4.1.2.3. L’illusion d’une nouvelle étoffe.

Farida passe plusieurs mois sans revenir. Lorsqu’elle réapparaît, elle conserve une vêture discrète et élégante; sur le plan psychique, elle relit son histoire à travers une intériorité et une tristesse adaptées. Elle poursuit, comme si nous nous étions vues la veille, l’examen de la honte de son adolescence. Elle explique avoir eu peur de se montrer « pimbêche » aux yeux de ses amies d’alors, si elle avait porté les beaux vêtements. Cette inquiétude s’est pérennisée lorsqu’elle s’habillait sans soin, dans l’espoir qu’on ne la remarque pas. En revanche, elle continue à acheter de jolis effets qu’elle garde dans son armoire, à défaut d’oser les jeter.
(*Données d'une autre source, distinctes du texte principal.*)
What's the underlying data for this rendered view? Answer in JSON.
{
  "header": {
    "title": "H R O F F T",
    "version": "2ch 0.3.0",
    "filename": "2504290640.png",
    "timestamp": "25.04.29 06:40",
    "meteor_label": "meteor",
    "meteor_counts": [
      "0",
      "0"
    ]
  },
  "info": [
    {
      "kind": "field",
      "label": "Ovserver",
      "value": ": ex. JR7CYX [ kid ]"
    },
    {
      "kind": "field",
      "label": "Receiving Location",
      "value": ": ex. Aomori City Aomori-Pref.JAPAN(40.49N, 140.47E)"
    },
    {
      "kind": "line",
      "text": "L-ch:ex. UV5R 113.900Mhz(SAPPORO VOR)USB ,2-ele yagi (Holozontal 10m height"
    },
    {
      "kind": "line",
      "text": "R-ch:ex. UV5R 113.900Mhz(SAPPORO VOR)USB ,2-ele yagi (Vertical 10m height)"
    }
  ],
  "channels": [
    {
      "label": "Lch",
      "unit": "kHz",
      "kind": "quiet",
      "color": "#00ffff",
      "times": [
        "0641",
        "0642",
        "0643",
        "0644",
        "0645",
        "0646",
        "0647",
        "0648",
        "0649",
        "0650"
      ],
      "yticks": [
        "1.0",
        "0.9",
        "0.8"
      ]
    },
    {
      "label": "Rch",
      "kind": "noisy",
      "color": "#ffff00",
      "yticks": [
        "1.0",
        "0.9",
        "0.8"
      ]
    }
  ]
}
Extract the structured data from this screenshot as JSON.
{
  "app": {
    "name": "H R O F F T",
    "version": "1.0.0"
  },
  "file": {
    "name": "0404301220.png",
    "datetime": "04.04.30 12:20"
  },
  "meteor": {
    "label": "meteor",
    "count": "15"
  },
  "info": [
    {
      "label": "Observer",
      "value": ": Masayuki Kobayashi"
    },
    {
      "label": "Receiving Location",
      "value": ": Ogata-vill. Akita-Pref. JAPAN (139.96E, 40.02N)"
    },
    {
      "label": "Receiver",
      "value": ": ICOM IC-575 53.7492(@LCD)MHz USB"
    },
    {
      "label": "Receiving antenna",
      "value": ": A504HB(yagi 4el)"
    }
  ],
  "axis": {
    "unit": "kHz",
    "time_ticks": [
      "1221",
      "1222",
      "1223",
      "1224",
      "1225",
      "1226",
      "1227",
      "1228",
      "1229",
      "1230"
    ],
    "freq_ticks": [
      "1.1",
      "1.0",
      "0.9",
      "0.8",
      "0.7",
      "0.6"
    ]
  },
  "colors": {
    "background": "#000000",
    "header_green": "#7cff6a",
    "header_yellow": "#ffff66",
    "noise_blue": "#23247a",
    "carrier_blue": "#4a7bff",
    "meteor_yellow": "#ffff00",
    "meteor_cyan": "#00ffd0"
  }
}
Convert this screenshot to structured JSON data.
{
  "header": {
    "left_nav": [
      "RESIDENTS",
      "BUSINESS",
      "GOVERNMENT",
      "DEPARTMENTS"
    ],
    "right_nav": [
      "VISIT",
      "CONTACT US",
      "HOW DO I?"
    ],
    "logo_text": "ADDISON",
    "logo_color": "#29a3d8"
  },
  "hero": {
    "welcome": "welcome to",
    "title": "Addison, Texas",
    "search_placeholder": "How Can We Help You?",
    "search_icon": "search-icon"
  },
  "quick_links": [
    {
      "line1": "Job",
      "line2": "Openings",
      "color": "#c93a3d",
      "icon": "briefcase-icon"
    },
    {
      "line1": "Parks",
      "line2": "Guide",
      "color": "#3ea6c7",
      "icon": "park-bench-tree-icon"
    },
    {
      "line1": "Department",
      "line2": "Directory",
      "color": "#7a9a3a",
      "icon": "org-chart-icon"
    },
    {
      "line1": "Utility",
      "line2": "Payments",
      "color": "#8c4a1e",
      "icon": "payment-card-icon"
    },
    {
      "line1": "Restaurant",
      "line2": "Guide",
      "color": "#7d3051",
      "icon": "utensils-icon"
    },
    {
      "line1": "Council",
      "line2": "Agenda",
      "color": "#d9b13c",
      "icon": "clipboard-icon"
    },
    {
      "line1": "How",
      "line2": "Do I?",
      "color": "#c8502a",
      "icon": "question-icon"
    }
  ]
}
La fin du travail s’organise dans une tentative de réinscription temporelle de son histoire. Farida essaie de retrouver trace des différents évènements traumatiques de l’enfance et de l’adolescence. Elle peut se remémorer l’inquiétante familiarité d’une vie familiale régie par la violence et/ou l’indifférence parentale, la domination des frères, la folie d’une sœur devenue «handicapée» par trop d’inceste, la répudiation d’un frère et la prostitution, enfin, de celle qui a été sa «vraie» mère.

Dans le même temps, elle semble pouvoir se projeter de manière moins confuse dans un avenir personnel et autonome.

Pourtant, les nouvelles de Farida, à distance, témoignent malheureusement d’une rechute psychiatrique importante, nécessitant une hospitalisation durable. Comme si l’approche de sa subjectivité avait été par trop intolérable, elle s’est séparée d’elle-même en se revêtant d’une nouvelle peau, composé de morceaux de prostitution et de folie; la dernière confection de son manteau d’Arlequin apparaît en effet comme une autre enveloppe psychique tissée de honte, de «gloire», de démesure, et de perte de soi.